We are of the opinion, particularly in view of the legislative history of Section 10(7), that while taking action under any of the provisions mentioned in the sub-section the Food Inspector must call one or more Independent persons to be present at the time when such action is taken, We are, however, unable to agree that regardless of all circumstances, the non-presence of one or more independent persons at the relevant time would vitiate the trial or conviction. The obligation which Section 10(7) casts on the Food Inspector is to 'call' one or more persons to be present when he takes action. The facts in the instant case show that the Food Inspector did call the neighbouring shopkeepers to witness the taking of the sample but none was wilting to co-operate. He could not certainly compel their presence. In such circumstances, the prosecution was relieved of its obligation to cite independent witnesses.

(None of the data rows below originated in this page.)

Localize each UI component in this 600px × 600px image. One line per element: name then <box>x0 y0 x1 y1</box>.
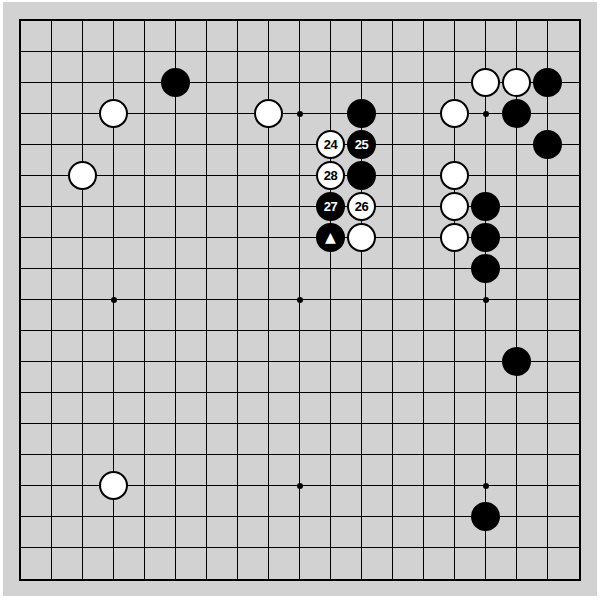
move-number-label: 27 <box>324 200 337 213</box>
stone-white-P13 <box>440 192 469 221</box>
triangle-marker-icon: ▲ <box>325 230 336 244</box>
stone-white-C14 <box>68 161 97 190</box>
stone-black-Q11 <box>471 254 500 283</box>
page-margin-left <box>0 0 3 600</box>
stone-black-Q13 <box>471 192 500 221</box>
go-board: 2425282726▲ <box>0 0 600 600</box>
move-number-label: 25 <box>355 138 368 151</box>
move-number-label: 26 <box>355 200 368 213</box>
stone-white-P14 <box>440 161 469 190</box>
star-point <box>297 297 303 303</box>
page-margin-top <box>0 0 600 2</box>
star-point <box>297 483 303 489</box>
stone-black-M16 <box>347 99 376 128</box>
go-diagram-page: 2425282726▲ <box>0 0 600 600</box>
stone-black-S15 <box>533 130 562 159</box>
stone-black-M14 <box>347 161 376 190</box>
stone-black-F17 <box>161 68 190 97</box>
star-point <box>111 297 117 303</box>
star-point <box>483 111 489 117</box>
move-number-label: 28 <box>324 169 337 182</box>
stone-black-L12: ▲ <box>316 223 345 252</box>
star-point <box>483 483 489 489</box>
stone-white-L15: 24 <box>316 130 345 159</box>
stones-overlay: 2425282726▲ <box>0 0 600 600</box>
stone-black-Q3 <box>471 502 500 531</box>
move-number-label: 24 <box>324 138 337 151</box>
page-margin-bottom <box>0 596 600 600</box>
star-point <box>297 111 303 117</box>
stone-white-D4 <box>99 471 128 500</box>
stone-white-R17 <box>502 68 531 97</box>
stone-white-P12 <box>440 223 469 252</box>
star-point <box>483 297 489 303</box>
stone-white-M12 <box>347 223 376 252</box>
stone-white-Q17 <box>471 68 500 97</box>
stone-black-R8 <box>502 347 531 376</box>
stone-white-J16 <box>254 99 283 128</box>
stone-white-P16 <box>440 99 469 128</box>
stone-black-Q12 <box>471 223 500 252</box>
stone-white-M13: 26 <box>347 192 376 221</box>
stone-black-M15: 25 <box>347 130 376 159</box>
stone-black-L13: 27 <box>316 192 345 221</box>
stone-white-D16 <box>99 99 128 128</box>
stone-black-R16 <box>502 99 531 128</box>
stone-black-S17 <box>533 68 562 97</box>
stone-white-L14: 28 <box>316 161 345 190</box>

Although this decision in all fours applies to the present case, in my opinion it does not support the contention of learned Counsel; rather it goes against him. The duty of the Food Inspector is to call one or more independent witnesses and if the presence of independent witnesses cannot be procured and the witness whose presence is procured is not independent, the trial and the consequent conviction and sentence will not be vitiated. In the instant case the evidence of P.W. 1 is that he called the independent neighbouring people to come and witness the taking of the sample, but they declined to come, Counsel submits that this evidence of P.W. 1 has been contradicted by the evidence of P.W. 2. In my opinion there is no contradiction. The evidence of P, W. 2 is that he did not know whether P, W. 1 called witnesses 'from outside'. He has not stated that P.W. 1 did not call any independent witness. The 3rd submission of learned Counsel also has no substance.

14. No other submission has been made by learned Counsel.

15. In the result this application fails and is rejected. The Rule is discharged. The bail bond is cancelled. The petitioner shall now surrender to serve out the sentence.